Nadira sighed. This was the same miserable decision her mother must have made so many years ago. From what she had overheard at the meal, the road ahead would be even more perilous. She wiped at the tears that squeezed from her eyes. How did this happen? Last month her only distress came from avoiding the stable boys in the evenings. Her fear of the Black Friars might merely have been like a child’s fear of the dark. This is real. I may not live through the week.
Running would be easy enough. There was no guard at Beniste’s door. She wiped her nose on her sleeve. Would they try to find her? Would some tradesman turn her in? None of the prospects pleased her overmuch. She rubbed her chin. She knew she did not want to go with Montrose and his companions. Wherever they were going. Whenever they were leaving. She sat down on the stone steps that led into the back of the house and pulled the hood of her cloak over her head.
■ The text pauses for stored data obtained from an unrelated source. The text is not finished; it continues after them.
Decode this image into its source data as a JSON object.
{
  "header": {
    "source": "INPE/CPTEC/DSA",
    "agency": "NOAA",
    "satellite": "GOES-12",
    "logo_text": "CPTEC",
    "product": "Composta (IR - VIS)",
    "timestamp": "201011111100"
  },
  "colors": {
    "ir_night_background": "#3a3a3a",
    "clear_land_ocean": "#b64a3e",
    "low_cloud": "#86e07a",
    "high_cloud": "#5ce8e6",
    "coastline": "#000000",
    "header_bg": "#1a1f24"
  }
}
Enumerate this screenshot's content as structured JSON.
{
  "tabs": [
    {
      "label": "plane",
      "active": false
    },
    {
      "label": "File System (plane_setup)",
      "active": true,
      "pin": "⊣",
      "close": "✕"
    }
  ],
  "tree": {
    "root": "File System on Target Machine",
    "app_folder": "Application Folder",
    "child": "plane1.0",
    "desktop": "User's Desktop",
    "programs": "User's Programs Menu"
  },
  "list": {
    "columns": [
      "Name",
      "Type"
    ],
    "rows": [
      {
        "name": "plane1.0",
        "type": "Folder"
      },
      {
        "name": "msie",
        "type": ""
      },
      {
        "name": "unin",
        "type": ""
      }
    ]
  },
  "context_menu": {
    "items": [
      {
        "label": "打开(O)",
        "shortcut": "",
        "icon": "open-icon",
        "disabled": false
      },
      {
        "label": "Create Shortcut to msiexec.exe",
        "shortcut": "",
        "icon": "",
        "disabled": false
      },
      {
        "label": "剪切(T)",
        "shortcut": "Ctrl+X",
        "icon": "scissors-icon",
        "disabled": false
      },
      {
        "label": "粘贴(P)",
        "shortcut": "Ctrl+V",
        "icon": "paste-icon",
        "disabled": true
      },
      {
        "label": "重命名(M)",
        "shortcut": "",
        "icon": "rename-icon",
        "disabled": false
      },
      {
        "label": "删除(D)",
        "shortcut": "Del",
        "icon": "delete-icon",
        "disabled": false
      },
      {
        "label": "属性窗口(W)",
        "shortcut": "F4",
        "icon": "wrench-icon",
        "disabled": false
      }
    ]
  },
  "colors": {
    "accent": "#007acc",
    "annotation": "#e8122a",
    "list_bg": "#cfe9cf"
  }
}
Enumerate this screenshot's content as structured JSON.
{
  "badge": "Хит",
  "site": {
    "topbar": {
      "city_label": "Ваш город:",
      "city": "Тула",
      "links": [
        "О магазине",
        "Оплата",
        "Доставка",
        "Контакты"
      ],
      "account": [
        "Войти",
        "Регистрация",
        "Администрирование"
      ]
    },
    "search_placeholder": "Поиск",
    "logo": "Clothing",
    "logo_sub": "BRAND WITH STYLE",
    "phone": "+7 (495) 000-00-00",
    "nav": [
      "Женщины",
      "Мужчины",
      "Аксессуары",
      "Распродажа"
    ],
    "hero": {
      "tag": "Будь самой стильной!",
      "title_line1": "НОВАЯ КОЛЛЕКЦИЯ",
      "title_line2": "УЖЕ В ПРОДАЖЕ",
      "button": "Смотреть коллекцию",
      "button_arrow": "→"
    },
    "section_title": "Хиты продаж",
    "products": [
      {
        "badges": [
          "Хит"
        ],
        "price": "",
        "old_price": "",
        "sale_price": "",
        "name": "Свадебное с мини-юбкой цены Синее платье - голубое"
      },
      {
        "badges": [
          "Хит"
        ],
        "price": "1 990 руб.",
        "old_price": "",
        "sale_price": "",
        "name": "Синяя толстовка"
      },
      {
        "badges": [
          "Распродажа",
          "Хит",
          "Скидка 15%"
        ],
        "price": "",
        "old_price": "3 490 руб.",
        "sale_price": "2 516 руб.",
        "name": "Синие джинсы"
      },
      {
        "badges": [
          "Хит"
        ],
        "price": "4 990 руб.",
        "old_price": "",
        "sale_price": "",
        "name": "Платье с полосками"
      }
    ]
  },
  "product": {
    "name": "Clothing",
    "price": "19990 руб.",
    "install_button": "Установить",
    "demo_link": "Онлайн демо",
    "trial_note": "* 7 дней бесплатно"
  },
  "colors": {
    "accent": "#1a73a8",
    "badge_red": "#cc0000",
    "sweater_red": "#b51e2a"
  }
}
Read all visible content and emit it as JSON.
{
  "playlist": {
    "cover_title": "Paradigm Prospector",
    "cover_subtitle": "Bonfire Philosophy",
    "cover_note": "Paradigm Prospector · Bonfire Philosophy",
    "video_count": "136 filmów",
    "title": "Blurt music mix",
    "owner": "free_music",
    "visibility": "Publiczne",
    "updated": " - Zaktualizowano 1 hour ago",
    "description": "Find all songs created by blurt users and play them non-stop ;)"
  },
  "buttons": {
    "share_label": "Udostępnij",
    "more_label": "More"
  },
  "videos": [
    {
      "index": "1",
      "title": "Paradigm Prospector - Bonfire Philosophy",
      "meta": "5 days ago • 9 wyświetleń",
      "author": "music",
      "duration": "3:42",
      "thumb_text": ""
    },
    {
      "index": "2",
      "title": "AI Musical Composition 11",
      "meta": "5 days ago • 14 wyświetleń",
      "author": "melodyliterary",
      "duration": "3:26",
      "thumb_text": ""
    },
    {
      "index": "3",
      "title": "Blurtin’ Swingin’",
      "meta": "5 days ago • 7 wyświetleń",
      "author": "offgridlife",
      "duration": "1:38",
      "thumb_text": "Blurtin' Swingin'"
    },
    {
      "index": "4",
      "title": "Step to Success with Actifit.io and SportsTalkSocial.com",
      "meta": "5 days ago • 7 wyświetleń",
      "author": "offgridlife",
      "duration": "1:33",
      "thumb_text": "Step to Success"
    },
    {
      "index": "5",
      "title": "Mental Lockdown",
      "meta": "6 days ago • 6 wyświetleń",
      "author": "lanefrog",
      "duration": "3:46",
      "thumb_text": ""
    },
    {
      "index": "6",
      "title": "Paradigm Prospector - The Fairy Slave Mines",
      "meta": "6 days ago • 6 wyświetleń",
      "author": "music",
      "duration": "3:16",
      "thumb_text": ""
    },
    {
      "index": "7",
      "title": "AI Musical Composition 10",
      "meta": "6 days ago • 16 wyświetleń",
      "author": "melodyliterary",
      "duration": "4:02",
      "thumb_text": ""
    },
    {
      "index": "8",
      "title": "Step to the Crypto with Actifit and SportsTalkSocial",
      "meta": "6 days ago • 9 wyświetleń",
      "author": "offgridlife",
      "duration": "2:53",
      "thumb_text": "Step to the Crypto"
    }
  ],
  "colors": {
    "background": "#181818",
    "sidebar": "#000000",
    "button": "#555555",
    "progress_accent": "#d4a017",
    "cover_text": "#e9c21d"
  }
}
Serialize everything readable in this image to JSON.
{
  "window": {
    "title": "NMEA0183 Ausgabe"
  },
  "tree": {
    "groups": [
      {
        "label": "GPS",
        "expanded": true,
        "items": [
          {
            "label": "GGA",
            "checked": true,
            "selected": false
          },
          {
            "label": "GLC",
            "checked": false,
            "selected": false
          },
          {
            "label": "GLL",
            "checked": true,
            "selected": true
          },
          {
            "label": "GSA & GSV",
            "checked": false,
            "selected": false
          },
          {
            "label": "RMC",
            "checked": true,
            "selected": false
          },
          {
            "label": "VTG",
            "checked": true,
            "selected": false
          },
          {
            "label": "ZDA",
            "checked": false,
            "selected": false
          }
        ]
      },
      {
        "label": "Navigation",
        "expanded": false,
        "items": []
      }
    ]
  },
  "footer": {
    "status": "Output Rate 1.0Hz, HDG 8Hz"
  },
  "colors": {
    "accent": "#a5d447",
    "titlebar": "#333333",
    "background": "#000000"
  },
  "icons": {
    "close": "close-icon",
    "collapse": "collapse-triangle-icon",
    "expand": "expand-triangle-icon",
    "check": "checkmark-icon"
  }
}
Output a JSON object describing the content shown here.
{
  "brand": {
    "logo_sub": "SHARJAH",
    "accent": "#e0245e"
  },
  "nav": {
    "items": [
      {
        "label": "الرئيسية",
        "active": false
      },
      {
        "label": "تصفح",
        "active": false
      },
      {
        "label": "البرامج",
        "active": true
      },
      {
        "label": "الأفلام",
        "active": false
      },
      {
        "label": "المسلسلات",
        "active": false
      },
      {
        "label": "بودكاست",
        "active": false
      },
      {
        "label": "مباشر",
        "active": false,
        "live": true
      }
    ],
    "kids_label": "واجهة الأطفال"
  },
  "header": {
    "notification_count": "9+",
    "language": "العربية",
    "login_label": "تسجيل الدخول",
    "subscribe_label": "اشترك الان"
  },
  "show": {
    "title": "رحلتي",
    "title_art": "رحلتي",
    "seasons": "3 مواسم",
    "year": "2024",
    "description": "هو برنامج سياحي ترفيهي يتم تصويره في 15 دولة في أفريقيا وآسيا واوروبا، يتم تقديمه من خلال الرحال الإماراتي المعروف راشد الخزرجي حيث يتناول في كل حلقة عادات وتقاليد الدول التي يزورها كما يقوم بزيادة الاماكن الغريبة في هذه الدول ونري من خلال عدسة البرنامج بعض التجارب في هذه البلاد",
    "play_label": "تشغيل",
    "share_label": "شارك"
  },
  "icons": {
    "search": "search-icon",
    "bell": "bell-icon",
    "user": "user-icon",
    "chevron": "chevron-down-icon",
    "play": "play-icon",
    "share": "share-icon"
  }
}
Nadira heard her name called from above. She glanced up without moving. She did not want to talk to anyone. She did not want to wash anything or fetch anything or even read anything. She pulled the cloak tighter about her shoulders. After a short while she heard the heavy sound of footsteps in the house behind her. He has found me.
The sounds stopped and the door opened. A pair of scuffed and patched brown boots appeared directly before her. She stared at the thick leather, at the creases and cracks that wove in and out from the soles. The toes and heels still held bits of dirt and mud from the graveyard and smelled musty. She swallowed hard, keeping her stomach steady. Stubbornly she kept her eyes on the ground. While she could not feign sleep, she could, in fact, be obstinate.
“Nadira.” Montrose spoke softly as if he were calming his horse. She did not respond, but turned her face to the wall. She heard her name again. “Nadira. We leave day after tomorrow. If you want to bathe you must do so as soon as you can. I need you to gather supplies. Beniste has generously offered to give us whatever we need, at least for the next few days. Take what you want from his garden and his larder.”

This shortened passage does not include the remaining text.